Thinking outside the box

Posted by Ash on Feb 16, 2016

I believe it is important to realise that we have all got an innate ability to think creatively and this should be reflected in the education system as a whole. Robinson makes an interesting point when he demonstrates this using his example of the paper clip and kindergarten children.

He points out that from a young age we are divergent thinkers but then education is imposed on us as children and our ability to think creatively greatly decreases.

The education he is referring to has been passed down to children, through a historical foundation. A foundation which served a purpose at that time, a factory-like system. In effect the universal system of education for all is based on the old Victorian values. These values fitted the world in that period, when the structure of society was different and where there was a hierarchy class system which did not encourage children to think widely. There was a lot of rote learning meaning stimulation was very limited.

But now in a technological age, children’s senses are bombarded with new ideas, new ways of thinking and a rapidly changing world. However, they are still being channeled into a schooling system that fundamentally dates back to over 100 years ago.

I agree with the points that both Robinson and Boaler make – it’s time for an adjustment to our education system. To try and continue to educate people in a historical straight jacket is no longer appropriate.

In my opinion we should be encouraging children to explore their world using all of their senses and imagination to maximum capacity. The question is how do we do this as Mathematics teachers?

I think we should aim to move a child’s focus from the rote learning method and shift it towards an understanding of the Mathematics behind the formula.

In a simple Mathematical example, rather than telling students the formula for Pythagoras Theorem and asking them to accept it (as I was taught at school) we should be asking them to explore, show and prove. Through investigation, using as many platforms of learning as possible, they will gain a deeper understanding not only of the theorem but also of wider geometry and the patterns in the world that surround them. Robinson implies that if this approach is taken to widening children’s minds they will be able to be more engaged and there will be fewer cases of ADHD.
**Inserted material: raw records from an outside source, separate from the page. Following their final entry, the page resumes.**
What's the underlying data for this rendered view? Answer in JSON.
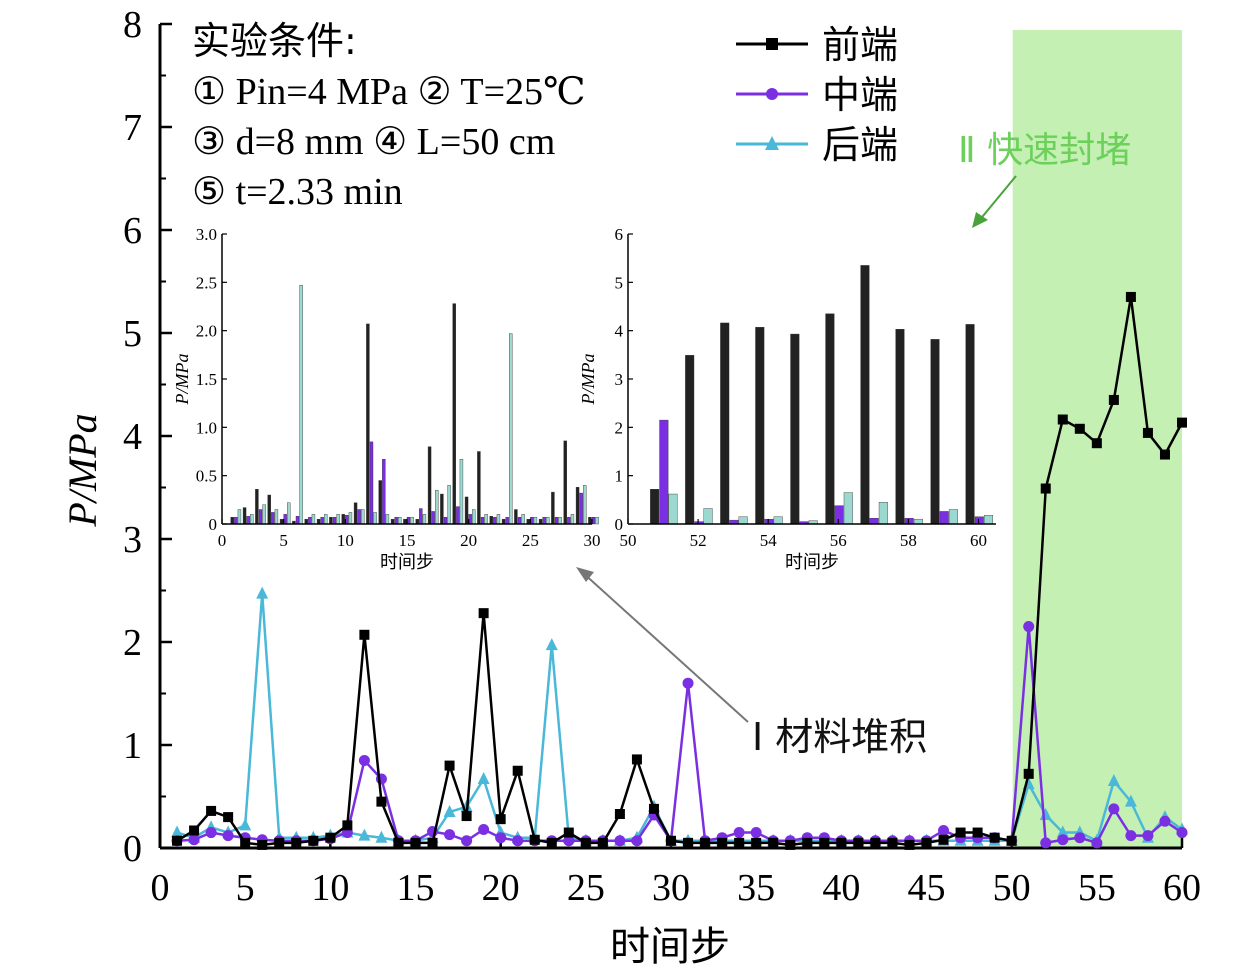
{
  "chart_data": [
    {
      "type": "line",
      "name": "main",
      "x": [
        1,
        2,
        3,
        4,
        5,
        6,
        7,
        8,
        9,
        10,
        11,
        12,
        13,
        14,
        15,
        16,
        17,
        18,
        19,
        20,
        21,
        22,
        23,
        24,
        25,
        26,
        27,
        28,
        29,
        30,
        31,
        32,
        33,
        34,
        35,
        36,
        37,
        38,
        39,
        40,
        41,
        42,
        43,
        44,
        45,
        46,
        47,
        48,
        49,
        50,
        51,
        52,
        53,
        54,
        55,
        56,
        57,
        58,
        59,
        60
      ],
      "xlabel": "时间步",
      "ylabel": "P/MPa",
      "xlim": [
        0,
        60
      ],
      "ylim": [
        0,
        8
      ],
      "xticks": [
        "0",
        "5",
        "10",
        "15",
        "20",
        "25",
        "30",
        "35",
        "40",
        "45",
        "50",
        "55",
        "60"
      ],
      "yticks": [
        "0",
        "1",
        "2",
        "3",
        "4",
        "5",
        "6",
        "7",
        "8"
      ],
      "series": [
        {
          "name": "前端",
          "color": "#000000",
          "marker": "square",
          "values": [
            0.07,
            0.17,
            0.36,
            0.3,
            0.05,
            0.03,
            0.05,
            0.05,
            0.07,
            0.1,
            0.22,
            2.07,
            0.45,
            0.05,
            0.05,
            0.05,
            0.8,
            0.31,
            2.28,
            0.28,
            0.75,
            0.08,
            0.05,
            0.15,
            0.05,
            0.05,
            0.33,
            0.86,
            0.38,
            0.07,
            0.05,
            0.05,
            0.05,
            0.05,
            0.05,
            0.05,
            0.03,
            0.05,
            0.05,
            0.05,
            0.05,
            0.05,
            0.05,
            0.03,
            0.05,
            0.08,
            0.15,
            0.15,
            0.1,
            0.07,
            0.72,
            3.49,
            4.16,
            4.07,
            3.93,
            4.35,
            5.35,
            4.03,
            3.82,
            4.13
          ]
        },
        {
          "name": "中端",
          "color": "#7b2fe3",
          "marker": "circle",
          "values": [
            0.07,
            0.08,
            0.15,
            0.12,
            0.1,
            0.08,
            0.07,
            0.07,
            0.07,
            0.09,
            0.15,
            0.85,
            0.67,
            0.07,
            0.07,
            0.16,
            0.13,
            0.07,
            0.18,
            0.1,
            0.07,
            0.07,
            0.07,
            0.07,
            0.07,
            0.07,
            0.07,
            0.07,
            0.32,
            0.07,
            1.6,
            0.07,
            0.1,
            0.15,
            0.15,
            0.07,
            0.07,
            0.1,
            0.1,
            0.07,
            0.07,
            0.07,
            0.07,
            0.07,
            0.07,
            0.17,
            0.1,
            0.1,
            0.1,
            0.07,
            2.15,
            0.05,
            0.08,
            0.1,
            0.05,
            0.38,
            0.12,
            0.12,
            0.26,
            0.15
          ]
        },
        {
          "name": "后端",
          "color": "#4ab8d8",
          "marker": "triangle",
          "values": [
            0.15,
            0.1,
            0.2,
            0.15,
            0.22,
            2.47,
            0.1,
            0.1,
            0.1,
            0.12,
            0.15,
            0.12,
            0.1,
            0.07,
            0.07,
            0.1,
            0.35,
            0.4,
            0.67,
            0.15,
            0.1,
            0.1,
            1.97,
            0.1,
            0.07,
            0.07,
            0.07,
            0.1,
            0.4,
            0.07,
            0.07,
            0.07,
            0.07,
            0.07,
            0.07,
            0.07,
            0.07,
            0.07,
            0.07,
            0.07,
            0.07,
            0.07,
            0.07,
            0.07,
            0.07,
            0.07,
            0.07,
            0.07,
            0.07,
            0.07,
            0.62,
            0.32,
            0.15,
            0.15,
            0.07,
            0.65,
            0.45,
            0.1,
            0.3,
            0.18
          ]
        }
      ],
      "legend": {
        "placement": "top-center",
        "entries": [
          "前端",
          "中端",
          "后端"
        ]
      },
      "highlight_region": {
        "x_range": [
          50,
          60
        ],
        "color": "#c4f0b4"
      },
      "annotations": [
        {
          "text": "Ⅰ 材料堆积"
        },
        {
          "text": "Ⅱ 快速封堵"
        }
      ],
      "conditions": {
        "title": "实验条件:",
        "lines": [
          "① Pin=4 MPa ② T=25℃",
          "③ d=8 mm ④ L=50 cm",
          "⑤ t=2.33 min"
        ]
      },
      "grid": false
    },
    {
      "type": "bar",
      "name": "inset-left",
      "xlabel": "时间步",
      "ylabel": "P/MPa",
      "xlim": [
        0,
        30
      ],
      "ylim": [
        0,
        3.0
      ],
      "xticks": [
        "0",
        "5",
        "10",
        "15",
        "20",
        "25",
        "30"
      ],
      "yticks": [
        "0",
        "0.5",
        "1.0",
        "1.5",
        "2.0",
        "2.5",
        "3.0"
      ],
      "series_colors": [
        "#222222",
        "#7b2fe3",
        "#9ad8d0"
      ]
    },
    {
      "type": "bar",
      "name": "inset-right",
      "xlabel": "时间步",
      "ylabel": "P/MPa",
      "xlim": [
        50,
        60.5
      ],
      "ylim": [
        0,
        6
      ],
      "xticks": [
        "50",
        "52",
        "54",
        "56",
        "58",
        "60"
      ],
      "yticks": [
        "0",
        "1",
        "2",
        "3",
        "4",
        "5",
        "6"
      ],
      "series_colors": [
        "#222222",
        "#7b2fe3",
        "#9ad8d0"
      ]
    }
  ]
}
It is therefore a great shame that, as Boaler mentions, coursework has been removed from the current Mathematics syllabus. This appears to be a backwards step as it doesn’t allow for the deep exploration of the fundamental laws, upon which Mathematics is founded.

The challenge for us as Mathematics teachers is going to be how to get children to think outside the box within an education system that has not caught up with the 21st century – how are we going to do this and still satisfy the thirst for exam results and league tables?

4 Comments

  1. pball1
    21 February 2016

    Ash, an excellent article and I agree with the points that you make 100%, but unfortunately as an individual Maths teacher, how are we supposed to adapt our methods when that will in effect go against the model in which we would be rewarded in terms of achieving certain grades, basically playing the system. It is sad and I argue massively against it but until new directives are passed down through government the reality is that as individuals striving for change we would be banging our head against a brick wall. Clearly, we can adapt our methods to engage with pupils to achieve the aforementioned goals, but is that enough??

  2. Charli
    22 February 2016

    I really like your ideas on creativity and how it can be seen to decrease with age. I do worry that without a basic understanding on the underlying arithmetic or geometry or algebra then students are not able to fully grasp way in which theorem could be proved. I think that this extra push could have the opposite effect than its intention by making things harder and creating more points at which students could drop their attention as they think it’s too hard. I think that coursework, in essence, is a great idea but I don’t think the way in which it used to work actually had the desired effect- if you could do an investigation with your whole class and talk them through how to analyse the data, you could make sure they all had a decent grade! You have some great ideas- I just worry that they wouldn’t be executed well enough!

  3. Ray
    22 February 2016

    Your enjoyable article gave me a good sense of the Ken Robinson views but contained less details of the points that Jo Boaler was making. It prompted me to think more about creative thinking vs league tables.

  4. pepsmccrea
    23 February 2016

    Sound response to the articles offered. You have synthesised the core arguments with elegance and make some nice connections to current policy changes (eg. coursework). In future, don’t be afraid to look for weaknesses in the arguments presented.